对于大写字符其 ASCII 值小于对应的小写字符,并且差值为 0x20

toLower 的实现
#

核心思路还是批处理和位标记。我们来看一下实现的细节,函数如下

uint64_t tolower8(uint64_t octets) {
    uint64_t all_bytes = 0x0101010101010101;
    uint64_t heptets = octets & (0x7F * all_bytes);

    uint64_t is_gt_Z = heptets + (0x7F - 'Z') * all_bytes;
    uint64_t is_ge_A = heptets + (0x80 - 'A') * all_bytes;
    uint64_t is_ascii = ~octets & (0x80 * all_bytes);

    uint64_t is_upper = is_ascii & (is_ge_A ^ is_gt_Z);
    return (octets | is_upper >> 2);
}

uint64_t all_bytes = 0x0101010101010101;这个是一个辅助掩码,通过乘法运算可以将单字节扩展到 8 字节。举个例子,比如 (0x7F - 'Z') * all_bytes

(0x7F - 'Z') = 0x25
0x25 * 0x0101010101010101 = 0x2525252525252525

编译阶段涉及到 all_bytes 的乘法运算会直接折叠成常量

// uint64_t heptets = octets & (0x7F * all_bytes);

uint64_t heptets = octets & 0x7F7F7F7F7F7F7F7F

heptets 对于每个字节和 0x7F 进行与运算,将最高有效位置为 0。方便在之后的逻辑中最高有效位用来作为标记位使用。

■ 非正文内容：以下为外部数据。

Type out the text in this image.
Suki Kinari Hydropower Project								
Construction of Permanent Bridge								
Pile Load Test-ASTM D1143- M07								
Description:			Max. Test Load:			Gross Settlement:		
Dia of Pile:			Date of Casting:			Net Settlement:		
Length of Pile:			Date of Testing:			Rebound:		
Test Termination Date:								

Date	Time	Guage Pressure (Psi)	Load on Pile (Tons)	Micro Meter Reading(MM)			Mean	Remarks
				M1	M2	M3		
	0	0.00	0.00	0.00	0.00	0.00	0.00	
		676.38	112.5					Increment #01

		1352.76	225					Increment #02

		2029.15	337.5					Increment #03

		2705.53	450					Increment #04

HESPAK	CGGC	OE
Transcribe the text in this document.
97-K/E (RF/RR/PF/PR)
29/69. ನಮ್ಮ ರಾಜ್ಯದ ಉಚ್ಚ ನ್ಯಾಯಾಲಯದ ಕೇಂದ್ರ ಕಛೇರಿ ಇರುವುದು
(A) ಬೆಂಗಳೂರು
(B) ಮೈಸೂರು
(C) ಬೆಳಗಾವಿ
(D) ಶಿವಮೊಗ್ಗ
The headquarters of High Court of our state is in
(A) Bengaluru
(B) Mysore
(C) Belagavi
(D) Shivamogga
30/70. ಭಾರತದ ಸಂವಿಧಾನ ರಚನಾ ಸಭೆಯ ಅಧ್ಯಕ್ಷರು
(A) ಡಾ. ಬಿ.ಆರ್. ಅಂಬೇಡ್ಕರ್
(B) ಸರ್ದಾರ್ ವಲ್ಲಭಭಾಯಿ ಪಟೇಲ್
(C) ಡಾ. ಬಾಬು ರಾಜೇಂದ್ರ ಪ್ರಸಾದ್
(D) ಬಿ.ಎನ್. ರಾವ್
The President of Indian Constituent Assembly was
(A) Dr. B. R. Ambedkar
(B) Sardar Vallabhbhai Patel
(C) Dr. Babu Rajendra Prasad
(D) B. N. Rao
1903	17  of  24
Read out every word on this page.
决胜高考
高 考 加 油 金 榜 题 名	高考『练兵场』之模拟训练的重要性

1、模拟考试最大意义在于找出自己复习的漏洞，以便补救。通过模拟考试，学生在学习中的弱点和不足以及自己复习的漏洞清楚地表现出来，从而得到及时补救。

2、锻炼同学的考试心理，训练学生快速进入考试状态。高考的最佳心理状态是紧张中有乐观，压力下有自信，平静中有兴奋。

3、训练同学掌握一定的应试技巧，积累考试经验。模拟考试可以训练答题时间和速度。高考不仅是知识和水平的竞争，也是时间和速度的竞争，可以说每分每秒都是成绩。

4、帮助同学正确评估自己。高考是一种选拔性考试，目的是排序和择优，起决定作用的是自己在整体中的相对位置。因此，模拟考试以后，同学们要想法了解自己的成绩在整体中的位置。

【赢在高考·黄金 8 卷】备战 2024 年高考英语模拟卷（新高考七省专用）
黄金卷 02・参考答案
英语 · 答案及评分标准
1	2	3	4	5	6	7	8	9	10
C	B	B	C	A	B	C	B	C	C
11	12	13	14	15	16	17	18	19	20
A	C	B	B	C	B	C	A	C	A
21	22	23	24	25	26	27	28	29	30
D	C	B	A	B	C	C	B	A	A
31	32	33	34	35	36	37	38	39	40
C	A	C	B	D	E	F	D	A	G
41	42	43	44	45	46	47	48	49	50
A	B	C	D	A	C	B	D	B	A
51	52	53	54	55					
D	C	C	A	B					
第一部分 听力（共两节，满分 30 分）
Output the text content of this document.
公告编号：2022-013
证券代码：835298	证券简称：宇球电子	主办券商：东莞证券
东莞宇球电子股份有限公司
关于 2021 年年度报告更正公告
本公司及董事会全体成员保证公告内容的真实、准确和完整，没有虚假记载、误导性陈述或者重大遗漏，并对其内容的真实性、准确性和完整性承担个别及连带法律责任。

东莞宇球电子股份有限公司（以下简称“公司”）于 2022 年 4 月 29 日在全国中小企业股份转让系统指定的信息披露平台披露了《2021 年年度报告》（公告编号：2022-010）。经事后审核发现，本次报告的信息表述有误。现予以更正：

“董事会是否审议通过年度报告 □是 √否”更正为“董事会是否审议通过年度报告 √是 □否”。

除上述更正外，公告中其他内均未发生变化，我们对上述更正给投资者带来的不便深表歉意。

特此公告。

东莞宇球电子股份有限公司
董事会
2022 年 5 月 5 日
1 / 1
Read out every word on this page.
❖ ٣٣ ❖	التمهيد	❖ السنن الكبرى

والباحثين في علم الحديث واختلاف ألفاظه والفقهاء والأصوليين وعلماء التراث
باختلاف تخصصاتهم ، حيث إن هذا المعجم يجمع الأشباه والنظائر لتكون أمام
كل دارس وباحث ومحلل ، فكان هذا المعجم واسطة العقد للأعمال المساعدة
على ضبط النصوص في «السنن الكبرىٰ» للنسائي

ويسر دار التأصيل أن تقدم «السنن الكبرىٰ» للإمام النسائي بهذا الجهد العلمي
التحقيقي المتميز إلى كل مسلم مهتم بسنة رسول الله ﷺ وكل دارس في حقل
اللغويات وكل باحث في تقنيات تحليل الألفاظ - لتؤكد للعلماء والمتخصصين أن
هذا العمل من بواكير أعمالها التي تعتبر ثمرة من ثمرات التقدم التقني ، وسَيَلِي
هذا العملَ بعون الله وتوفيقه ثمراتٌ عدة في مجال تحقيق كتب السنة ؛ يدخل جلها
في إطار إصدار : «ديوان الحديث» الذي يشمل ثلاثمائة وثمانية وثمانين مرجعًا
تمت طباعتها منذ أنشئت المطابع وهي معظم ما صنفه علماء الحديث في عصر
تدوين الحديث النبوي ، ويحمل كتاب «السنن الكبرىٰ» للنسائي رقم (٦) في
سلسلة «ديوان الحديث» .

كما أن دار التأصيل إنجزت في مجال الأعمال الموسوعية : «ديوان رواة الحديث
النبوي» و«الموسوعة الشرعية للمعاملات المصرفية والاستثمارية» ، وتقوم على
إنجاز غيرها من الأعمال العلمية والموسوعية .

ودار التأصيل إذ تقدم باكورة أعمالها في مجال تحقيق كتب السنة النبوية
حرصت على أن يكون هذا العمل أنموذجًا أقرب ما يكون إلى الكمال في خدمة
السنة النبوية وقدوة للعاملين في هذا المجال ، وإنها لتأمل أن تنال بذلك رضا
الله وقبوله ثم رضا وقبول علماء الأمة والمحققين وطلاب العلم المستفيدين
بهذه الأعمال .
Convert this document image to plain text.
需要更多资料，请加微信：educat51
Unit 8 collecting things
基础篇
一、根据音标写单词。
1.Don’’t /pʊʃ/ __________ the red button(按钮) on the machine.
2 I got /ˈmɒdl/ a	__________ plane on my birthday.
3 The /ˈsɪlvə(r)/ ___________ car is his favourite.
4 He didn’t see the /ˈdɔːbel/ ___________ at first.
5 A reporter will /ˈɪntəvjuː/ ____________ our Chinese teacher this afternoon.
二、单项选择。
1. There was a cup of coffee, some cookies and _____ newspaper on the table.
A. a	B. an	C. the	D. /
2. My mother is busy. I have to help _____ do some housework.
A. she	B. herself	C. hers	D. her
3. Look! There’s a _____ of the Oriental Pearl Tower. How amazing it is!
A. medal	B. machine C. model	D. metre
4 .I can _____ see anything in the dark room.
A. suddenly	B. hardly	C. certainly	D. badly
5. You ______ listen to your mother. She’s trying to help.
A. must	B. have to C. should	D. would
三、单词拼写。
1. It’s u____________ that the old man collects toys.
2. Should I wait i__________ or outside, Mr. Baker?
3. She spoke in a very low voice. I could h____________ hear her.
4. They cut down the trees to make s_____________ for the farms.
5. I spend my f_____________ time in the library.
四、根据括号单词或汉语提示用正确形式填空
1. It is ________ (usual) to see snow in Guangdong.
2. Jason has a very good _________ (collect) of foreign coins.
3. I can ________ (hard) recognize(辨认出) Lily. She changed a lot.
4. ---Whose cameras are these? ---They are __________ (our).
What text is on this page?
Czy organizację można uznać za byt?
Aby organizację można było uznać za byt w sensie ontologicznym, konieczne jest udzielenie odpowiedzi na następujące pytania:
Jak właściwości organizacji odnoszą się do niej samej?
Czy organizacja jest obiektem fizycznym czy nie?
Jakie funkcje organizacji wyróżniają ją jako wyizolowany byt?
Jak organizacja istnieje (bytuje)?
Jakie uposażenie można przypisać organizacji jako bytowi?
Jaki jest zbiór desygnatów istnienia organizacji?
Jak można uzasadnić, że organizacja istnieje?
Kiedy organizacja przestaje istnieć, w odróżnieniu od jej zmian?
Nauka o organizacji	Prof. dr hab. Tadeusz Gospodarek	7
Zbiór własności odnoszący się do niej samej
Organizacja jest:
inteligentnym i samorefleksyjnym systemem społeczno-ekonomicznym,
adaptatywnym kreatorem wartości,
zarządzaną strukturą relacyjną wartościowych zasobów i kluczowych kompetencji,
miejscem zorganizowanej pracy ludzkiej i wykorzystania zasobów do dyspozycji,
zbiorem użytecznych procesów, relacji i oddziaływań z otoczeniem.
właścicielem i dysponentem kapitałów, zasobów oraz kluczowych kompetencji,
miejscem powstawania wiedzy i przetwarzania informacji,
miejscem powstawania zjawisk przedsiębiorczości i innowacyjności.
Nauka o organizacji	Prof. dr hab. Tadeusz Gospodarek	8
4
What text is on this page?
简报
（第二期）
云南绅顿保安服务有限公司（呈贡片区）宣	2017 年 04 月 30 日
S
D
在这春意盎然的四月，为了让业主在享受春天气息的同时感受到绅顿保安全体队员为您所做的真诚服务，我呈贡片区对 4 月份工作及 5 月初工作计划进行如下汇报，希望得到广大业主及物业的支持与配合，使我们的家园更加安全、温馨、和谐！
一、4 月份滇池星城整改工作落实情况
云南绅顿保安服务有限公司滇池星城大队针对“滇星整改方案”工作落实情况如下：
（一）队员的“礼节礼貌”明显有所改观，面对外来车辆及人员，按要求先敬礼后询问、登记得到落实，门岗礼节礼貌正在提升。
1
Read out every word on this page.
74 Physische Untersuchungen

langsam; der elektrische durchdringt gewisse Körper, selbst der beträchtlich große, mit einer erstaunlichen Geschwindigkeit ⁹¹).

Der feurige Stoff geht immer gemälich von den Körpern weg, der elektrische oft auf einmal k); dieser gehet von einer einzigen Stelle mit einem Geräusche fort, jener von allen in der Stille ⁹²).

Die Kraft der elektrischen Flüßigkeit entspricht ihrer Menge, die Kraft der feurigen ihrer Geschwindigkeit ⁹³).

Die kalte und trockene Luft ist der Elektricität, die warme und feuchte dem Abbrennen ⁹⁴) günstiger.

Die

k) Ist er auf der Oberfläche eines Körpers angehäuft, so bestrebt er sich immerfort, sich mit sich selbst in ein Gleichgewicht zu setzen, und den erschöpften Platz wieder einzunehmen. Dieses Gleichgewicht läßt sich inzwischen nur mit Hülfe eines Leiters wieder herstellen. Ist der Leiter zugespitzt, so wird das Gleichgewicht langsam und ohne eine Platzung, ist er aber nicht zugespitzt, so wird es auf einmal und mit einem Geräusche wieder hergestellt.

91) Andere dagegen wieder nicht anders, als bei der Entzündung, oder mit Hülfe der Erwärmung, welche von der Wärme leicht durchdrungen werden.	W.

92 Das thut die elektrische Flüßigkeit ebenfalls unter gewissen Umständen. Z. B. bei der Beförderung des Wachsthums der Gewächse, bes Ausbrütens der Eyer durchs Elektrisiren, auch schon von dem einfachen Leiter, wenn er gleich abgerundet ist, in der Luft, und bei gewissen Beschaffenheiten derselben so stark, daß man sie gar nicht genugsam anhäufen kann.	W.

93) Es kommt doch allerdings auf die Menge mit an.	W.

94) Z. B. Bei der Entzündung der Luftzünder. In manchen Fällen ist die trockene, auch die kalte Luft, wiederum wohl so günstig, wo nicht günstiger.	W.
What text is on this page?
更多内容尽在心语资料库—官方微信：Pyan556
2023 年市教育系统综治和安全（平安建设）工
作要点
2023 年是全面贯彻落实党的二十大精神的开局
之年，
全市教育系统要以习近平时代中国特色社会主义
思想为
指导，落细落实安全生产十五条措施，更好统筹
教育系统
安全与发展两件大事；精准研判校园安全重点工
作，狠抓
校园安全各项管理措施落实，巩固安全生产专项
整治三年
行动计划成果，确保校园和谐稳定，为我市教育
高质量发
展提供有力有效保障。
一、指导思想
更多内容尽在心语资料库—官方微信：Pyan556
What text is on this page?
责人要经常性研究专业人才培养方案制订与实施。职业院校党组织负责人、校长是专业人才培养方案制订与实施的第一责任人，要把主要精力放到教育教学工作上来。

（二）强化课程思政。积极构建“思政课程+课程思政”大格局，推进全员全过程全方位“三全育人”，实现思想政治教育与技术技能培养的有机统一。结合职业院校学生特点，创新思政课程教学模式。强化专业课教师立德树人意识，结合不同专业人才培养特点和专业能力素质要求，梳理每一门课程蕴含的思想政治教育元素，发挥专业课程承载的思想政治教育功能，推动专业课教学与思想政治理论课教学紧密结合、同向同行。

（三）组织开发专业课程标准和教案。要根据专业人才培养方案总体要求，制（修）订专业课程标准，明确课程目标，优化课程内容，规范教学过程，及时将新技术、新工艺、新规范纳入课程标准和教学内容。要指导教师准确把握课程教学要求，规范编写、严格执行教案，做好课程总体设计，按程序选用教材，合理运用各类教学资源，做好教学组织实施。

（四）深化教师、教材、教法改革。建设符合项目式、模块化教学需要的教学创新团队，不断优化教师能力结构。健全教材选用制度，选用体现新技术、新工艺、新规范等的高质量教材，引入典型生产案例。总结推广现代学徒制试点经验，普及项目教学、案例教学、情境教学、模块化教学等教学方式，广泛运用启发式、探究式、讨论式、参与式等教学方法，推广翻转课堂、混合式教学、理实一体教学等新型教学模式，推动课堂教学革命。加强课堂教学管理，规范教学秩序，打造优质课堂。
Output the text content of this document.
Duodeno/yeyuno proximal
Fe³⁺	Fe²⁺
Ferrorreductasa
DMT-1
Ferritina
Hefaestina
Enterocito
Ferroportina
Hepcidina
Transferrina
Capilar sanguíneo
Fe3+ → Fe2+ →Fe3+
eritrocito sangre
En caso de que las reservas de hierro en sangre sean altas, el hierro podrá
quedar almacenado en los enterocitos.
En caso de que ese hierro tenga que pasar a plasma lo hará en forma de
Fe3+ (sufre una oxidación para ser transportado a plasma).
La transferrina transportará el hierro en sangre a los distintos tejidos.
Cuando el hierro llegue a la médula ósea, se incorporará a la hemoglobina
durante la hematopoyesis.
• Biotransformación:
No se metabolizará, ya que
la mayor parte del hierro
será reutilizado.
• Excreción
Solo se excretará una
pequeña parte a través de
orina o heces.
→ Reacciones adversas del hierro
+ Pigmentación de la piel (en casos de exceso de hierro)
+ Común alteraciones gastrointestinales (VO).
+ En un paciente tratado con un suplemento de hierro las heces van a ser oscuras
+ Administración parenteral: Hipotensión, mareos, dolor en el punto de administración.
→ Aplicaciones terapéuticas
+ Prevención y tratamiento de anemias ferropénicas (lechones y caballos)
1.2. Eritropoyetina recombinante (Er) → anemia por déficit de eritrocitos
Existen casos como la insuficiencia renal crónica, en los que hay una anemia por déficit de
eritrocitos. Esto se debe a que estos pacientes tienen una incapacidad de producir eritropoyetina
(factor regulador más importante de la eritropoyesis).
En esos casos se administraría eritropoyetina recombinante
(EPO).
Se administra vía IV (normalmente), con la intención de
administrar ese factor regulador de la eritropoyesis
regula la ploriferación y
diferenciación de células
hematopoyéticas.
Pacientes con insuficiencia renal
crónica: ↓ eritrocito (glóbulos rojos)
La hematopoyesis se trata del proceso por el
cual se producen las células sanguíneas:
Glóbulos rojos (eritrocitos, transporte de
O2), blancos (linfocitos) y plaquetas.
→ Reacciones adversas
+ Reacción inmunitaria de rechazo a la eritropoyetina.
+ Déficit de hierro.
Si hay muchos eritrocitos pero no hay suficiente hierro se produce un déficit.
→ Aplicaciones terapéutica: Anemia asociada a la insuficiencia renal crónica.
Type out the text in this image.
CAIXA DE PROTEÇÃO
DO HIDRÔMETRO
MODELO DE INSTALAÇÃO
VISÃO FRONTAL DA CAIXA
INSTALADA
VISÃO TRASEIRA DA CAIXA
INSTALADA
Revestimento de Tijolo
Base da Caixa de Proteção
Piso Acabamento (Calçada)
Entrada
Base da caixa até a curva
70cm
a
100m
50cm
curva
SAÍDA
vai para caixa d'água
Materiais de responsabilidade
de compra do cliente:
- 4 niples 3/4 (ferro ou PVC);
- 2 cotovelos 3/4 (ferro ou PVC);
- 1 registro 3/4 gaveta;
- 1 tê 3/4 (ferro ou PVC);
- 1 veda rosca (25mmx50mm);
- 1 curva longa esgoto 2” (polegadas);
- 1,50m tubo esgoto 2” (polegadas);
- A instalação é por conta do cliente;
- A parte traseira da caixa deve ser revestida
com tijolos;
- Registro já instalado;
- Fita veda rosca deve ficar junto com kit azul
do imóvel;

我们来关注一下 is_gt_Zis_ge_A 两个变量的用途

uint64_t is_gt_Z = heptets + (0x7F - 'Z') * all_bytes;
uint64_t is_ge_A = heptets + (0x80 - 'A') * all_bytes;

这里是利用了位标记的技巧。ASCII 的最大范围是 0x7F,即 0111_1111,最高位有效位是 0。如果我们向任一个字节加上 (0x7F - 'Z'),使最高有效位变为 1,那么说明大于 Z。如下

A = 0x41
Z = 0x5A
[ = 0x5B

(0x7F - 'Z') = 0x25

0x41 + 0x25 = 0x66 = 0110_0110
0x5A + 0x25 = 0x7F = 0111_1111
0x5B + 0x25 = 0x80 = 1000_0000

所以我们现在通过着两个变量可以确定一个范围

  • is_gt_Z: 最高有效位为 1 的字节为大于 Z 的字符
  • is_ge_A: 最高有效位为 1 的字节为大于 A 的字符

通过位反操作,然后和 (0x80 * all_bytes) 进行与运算,这样可以通过最高有效位筛选出原始字符串中的 ASCII 部分。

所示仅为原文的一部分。